XML 2002 logo

XML For The Masses - An XML Based File Format for Office Documents

Abstract

The Open Source office productivity suite OpenOffice.org features a new file format utilizing the Extensible Markup Language, XML. With over 450 elements and more than 1600 attributes, the resulting DTD for this format can justly be called one of the more complex applications of XML. With several million downloads of the supporting Open Source application, and with a commercial offering reaching #1 sales rank on Amazon in several countries, this format can also be called one of the more successful applications of XML. There are specific features of the XML File Format which have made this success possible:

In this talk, we will examine the design rationale of the OpenOffice.org XML File Format. Also, we will present how the use of XML streaming can be used inside applications to simplify document processing. Furthermore, we will introduce some uses of the format outside of its supporting applications.

In the format definition, a fundamental decision was made that the format was to be designed: In order to fully realize the XML promise of data exchange it is not sufficient to simply encode existing program structures in XML syntax. Instead, an explicit, reviewed design process was established to ensure that additional benefits could be realized by the format.

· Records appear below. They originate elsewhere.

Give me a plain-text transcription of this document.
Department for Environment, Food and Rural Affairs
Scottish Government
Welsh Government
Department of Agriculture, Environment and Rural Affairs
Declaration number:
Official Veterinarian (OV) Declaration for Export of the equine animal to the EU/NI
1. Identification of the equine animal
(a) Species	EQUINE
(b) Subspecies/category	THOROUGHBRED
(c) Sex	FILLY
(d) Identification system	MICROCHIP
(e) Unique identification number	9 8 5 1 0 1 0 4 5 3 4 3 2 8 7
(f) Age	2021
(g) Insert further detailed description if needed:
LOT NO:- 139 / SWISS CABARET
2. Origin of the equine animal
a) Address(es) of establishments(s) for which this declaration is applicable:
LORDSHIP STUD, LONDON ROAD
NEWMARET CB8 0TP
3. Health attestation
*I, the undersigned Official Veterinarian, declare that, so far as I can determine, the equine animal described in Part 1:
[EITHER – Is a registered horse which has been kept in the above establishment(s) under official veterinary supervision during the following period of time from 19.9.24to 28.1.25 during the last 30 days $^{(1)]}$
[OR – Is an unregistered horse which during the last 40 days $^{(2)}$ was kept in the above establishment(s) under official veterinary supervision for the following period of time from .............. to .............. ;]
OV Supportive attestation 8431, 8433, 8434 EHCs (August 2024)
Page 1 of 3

This common theme led to the definition of three design principles which governed the format definition:

1. use existing standards - don't reinvent the wheel

The use of existing standards is embodied by generous 'borrowing' of elements and structures from e.g. HTML, XSL, CSS, SVG, Dublin Core, XLink, and MathML.

2. transformability - the format must be usable outside of the office application

A consistent design makes it possible for transformation developers to focus on their area of interest, allowing them to ignore the remainder of the format. Similarly, a limited redundancy between presentation and content allows processing tools to be aware of either aspect.

The format features a unique approach for dealing with layout and content of a document, in that both must be contained in an office document to allow faithful output reproduction, but should be separate to allow easy processing and generation.

3. first class XML - all structured content must be accessible through XML structures

All structured information embodied in the document must be accessible as XML elements and attributes, thus making them fully accessible to XSLT and similar XML based tools. No information is stored in 'special' comments or names, and no information is encoded in strings that require elaborate parsing to be understood.

This office documents XML format is also used within the application for file format conversion, or "filters" in OpenOffice.org parlance. Using XML turns file format filters into XML transformations into or from the office document XML format. This use of a documented, human readable format simplifies both filter development and debugging. The inefficiencies associated with XML processing for large documents can be mitigated by using XML pipelines based on the Simple API for XML, SAX.

Storing documents in a transformation friendly XML format allows users to access and manipulate their office documents using standardized tools. Support for attaching arbitrary XML attributes to certain XML elements should foster better integration of office documents into content management systems or custom solutions.

Keywords


1. Late-breaking Talk

Since this was a late-breaking talk, the author did not have time to complete the paper for the proceedings.

Biography

Daniel Vogelheim is a software engineer at Sun Microsystems, Inc. and a co-architect of the OpenOffice.org XML file format. He is a significant contributor to OpenOffice.org since its launch in 2000, working mainly on the XML file format and the Writer word processing application.